Levenshtein Distance

Description of the problem

Levenshtein Distance also known as the edit distance is a metric on the set of all words over a fixed alphabet. The Levenshtein distance between two words \(\omega_1\) and \(\omega_2\) is the minimal number of single character edits one has to make to convert \(\omega_1\) to \(\omega_2\), or vice versa. The distance formula given in the Wikipedia article above has a very nice recursive implementation. The implementation I will give below is partly inspired by a post on the Racket Blog on memoization vs. dynamic programming. The implementation I give below is memoized. For a dynamic programming approach you may look at the implementation over at the Rosetta Code.

A Straightforward Implementation

I will not spend to much time explaining the implementation. The algorithm is very straightforward. The main difference between the implementation at the Racket Blog and the implementation below is that below I use lisp strings as arguments while the implementation I cited above uses lists.

(defun levenshtein (a b)
   (cond ((zerop (length a)) (length b))
         ((zerop (length b)) (length a))
         (t (if (equal (char a 0) (char b 0))
               (levenshtein (subseq a 1) (subseq b 1))
               (1+ (min (levenshtein (subseq a 1) b)
                        (levenshtein a (subseq b 1))
                        (levenshtein (subseq a 1) (subseq b 1))))))))
LEVENSHTEIN

Now let me test the code on an example:

(time (levenshtein "hahahahhahhahhhaa" "haahahahhahahahahhhaa"))
4

Evaluation took:
 0.004 seconds of real time
 0.004000 seconds of total run time (0.004000 user, 0.000000 system)
 100.00% CPU
 10,271,520 processor cycles
 1,544,856 bytes consed

An Implementation with Memoization

Now, below I implement the same function with memoization:

(defparameter table-levenshtein 
   (make-hash-table :test 'equal))

(defun lookup-levenshtein (a b)
   (gethash (list a b) table-levenshtein))

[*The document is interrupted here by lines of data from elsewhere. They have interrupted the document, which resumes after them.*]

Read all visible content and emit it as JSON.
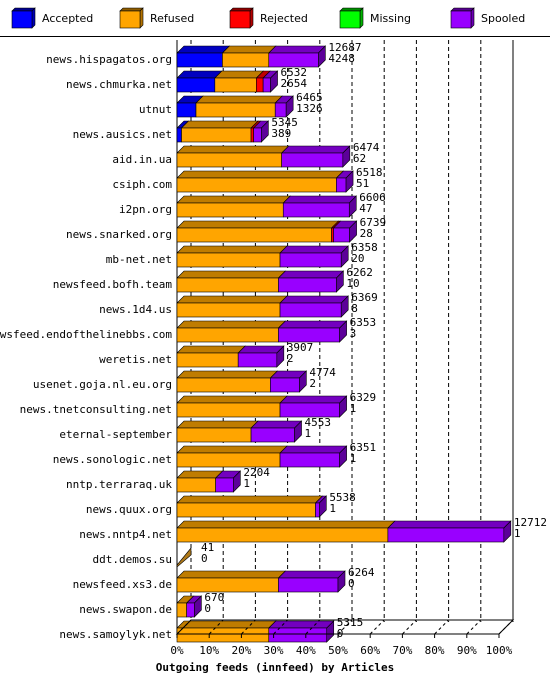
{
  "chart_data": {
    "type": "bar",
    "title": "Outgoing feeds (innfeed) by Articles",
    "legend": [
      {
        "name": "Accepted",
        "color": "#0000ff"
      },
      {
        "name": "Refused",
        "color": "#ffa500"
      },
      {
        "name": "Rejected",
        "color": "#ff0000"
      },
      {
        "name": "Missing",
        "color": "#00ff00"
      },
      {
        "name": "Spooled",
        "color": "#9900ff"
      }
    ],
    "x_ticks": [
      "0%",
      "10%",
      "20%",
      "30%",
      "40%",
      "50%",
      "60%",
      "70%",
      "80%",
      "90%",
      "100%"
    ],
    "xlim": [
      0,
      100
    ],
    "rows": [
      {
        "site": "news.hispagatos.org",
        "accepted": 1410,
        "refused": 1440,
        "rejected": 0,
        "missing": 0,
        "spooled": 1540,
        "label_total": "12687",
        "label_count": "4248"
      },
      {
        "site": "news.chmurka.net",
        "accepted": 1175,
        "refused": 1290,
        "rejected": 210,
        "missing": 0,
        "spooled": 230,
        "label_total": "6532",
        "label_count": "2654"
      },
      {
        "site": "utnut",
        "accepted": 590,
        "refused": 2460,
        "rejected": 0,
        "missing": 0,
        "spooled": 340,
        "label_total": "6465",
        "label_count": "1326"
      },
      {
        "site": "news.ausics.net",
        "accepted": 140,
        "refused": 2160,
        "rejected": 80,
        "missing": 0,
        "spooled": 240,
        "label_total": "5345",
        "label_count": "389"
      },
      {
        "site": "aid.in.ua",
        "accepted": 0,
        "refused": 3250,
        "rejected": 0,
        "missing": 0,
        "spooled": 1900,
        "label_total": "6474",
        "label_count": "62"
      },
      {
        "site": "csiph.com",
        "accepted": 0,
        "refused": 4950,
        "rejected": 0,
        "missing": 0,
        "spooled": 300,
        "label_total": "6518",
        "label_count": "51"
      },
      {
        "site": "i2pn.org",
        "accepted": 0,
        "refused": 3300,
        "rejected": 0,
        "missing": 0,
        "spooled": 2050,
        "label_total": "6606",
        "label_count": "47"
      },
      {
        "site": "news.snarked.org",
        "accepted": 0,
        "refused": 4800,
        "rejected": 60,
        "missing": 0,
        "spooled": 500,
        "label_total": "6739",
        "label_count": "28"
      },
      {
        "site": "mb-net.net",
        "accepted": 0,
        "refused": 3200,
        "rejected": 0,
        "missing": 0,
        "spooled": 1900,
        "label_total": "6358",
        "label_count": "20"
      },
      {
        "site": "newsfeed.bofh.team",
        "accepted": 0,
        "refused": 3150,
        "rejected": 0,
        "missing": 0,
        "spooled": 1800,
        "label_total": "6262",
        "label_count": "10"
      },
      {
        "site": "news.1d4.us",
        "accepted": 0,
        "refused": 3200,
        "rejected": 0,
        "missing": 0,
        "spooled": 1900,
        "label_total": "6369",
        "label_count": "8"
      },
      {
        "site": "newsfeed.endofthelinebbs.com",
        "accepted": 0,
        "refused": 3150,
        "rejected": 0,
        "missing": 0,
        "spooled": 1900,
        "label_total": "6353",
        "label_count": "3"
      },
      {
        "site": "weretis.net",
        "accepted": 0,
        "refused": 1900,
        "rejected": 0,
        "missing": 0,
        "spooled": 1200,
        "label_total": "3907",
        "label_count": "2"
      },
      {
        "site": "usenet.goja.nl.eu.org",
        "accepted": 0,
        "refused": 2900,
        "rejected": 0,
        "missing": 0,
        "spooled": 900,
        "label_total": "4774",
        "label_count": "2"
      },
      {
        "site": "news.tnetconsulting.net",
        "accepted": 0,
        "refused": 3200,
        "rejected": 0,
        "missing": 0,
        "spooled": 1850,
        "label_total": "6329",
        "label_count": "1"
      },
      {
        "site": "eternal-september",
        "accepted": 0,
        "refused": 2300,
        "rejected": 0,
        "missing": 0,
        "spooled": 1350,
        "label_total": "4553",
        "label_count": "1"
      },
      {
        "site": "news.sonologic.net",
        "accepted": 0,
        "refused": 3200,
        "rejected": 0,
        "missing": 0,
        "spooled": 1850,
        "label_total": "6351",
        "label_count": "1"
      },
      {
        "site": "nntp.terraraq.uk",
        "accepted": 0,
        "refused": 1200,
        "rejected": 0,
        "missing": 0,
        "spooled": 550,
        "label_total": "2204",
        "label_count": "1"
      },
      {
        "site": "news.quux.org",
        "accepted": 0,
        "refused": 4300,
        "rejected": 0,
        "missing": 0,
        "spooled": 120,
        "label_total": "5538",
        "label_count": "1"
      },
      {
        "site": "news.nntp4.net",
        "accepted": 0,
        "refused": 6550,
        "rejected": 0,
        "missing": 0,
        "spooled": 3600,
        "label_total": "12712",
        "label_count": "1"
      },
      {
        "site": "ddt.demos.su",
        "accepted": 0,
        "refused": 0,
        "rejected": 0,
        "missing": 0,
        "spooled": 0,
        "label_total": "41",
        "label_count": "0"
      },
      {
        "site": "newsfeed.xs3.de",
        "accepted": 0,
        "refused": 3150,
        "rejected": 0,
        "missing": 0,
        "spooled": 1850,
        "label_total": "6264",
        "label_count": "0"
      },
      {
        "site": "news.swapon.de",
        "accepted": 0,
        "refused": 300,
        "rejected": 0,
        "missing": 0,
        "spooled": 240,
        "label_total": "670",
        "label_count": "0"
      },
      {
        "site": "news.samoylyk.net",
        "accepted": 0,
        "refused": 2850,
        "rejected": 0,
        "missing": 0,
        "spooled": 1800,
        "label_total": "5315",
        "label_count": "0"
      }
    ]
  }
}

(defun push-levenshtein (a b val)
   (setf (gethash (list a b) table-levenshtein) val))

(defun levenshtein (a b)
   (cond ((zerop (length a)) (length b))
         ((zerop (length b)) (length a))
         (t (or (lookup-levenshtein a b)
                (push-levenshtein a b 
                   (if (equal (char a 0) (char b 0))
                      (levenshtein (subseq a 1) (subseq b 1))
                      (1+ (min (levenshtein (subseq a 1) b)
                               (levenshtein a (subseq b 1))
                               (levenshtein (subseq a 1) (subseq b 1))))))))))
LEVENSHTEIN

And here is the same test above:

(time (levenshtein "hahahahhahhahhhaa" "haahahahhahahahahhhaa"))
4

Evaluation took:
 0.000 seconds of real time
 0.000000 seconds of total run time (0.000000 user, 0.000000 system)
 100.00% CPU
 239,724 processor cycles
 16,240 bytes consed

Another Implementation in Scala

I have been looking into learning some Scala lately, and this problem seems to be a good way to write some scala code. So, here is the code without the memoization feature:

object Main {
   def levenshtein(a:String, b:String):Int = {
       if( a.length == 0 ) 
         b.length
       else if( b.length == 0 )
         a.length
       else if( a(0) == b(0) )
         levenshtein( a.substring(1), b.substring(1) )
       else 
         1 + (List (levenshtein(a,b.substring(1)),
                    levenshtein(a.substring(1),b),
                    levenshtein(a.substring(1),b.substring(1))) min)
   }

   def main(args:Array[String]) {
       println("The Levenshtein distance between "+args(0)+" and "+args(1)+" is "+levenshtein(args(0),args(1)))
   }
}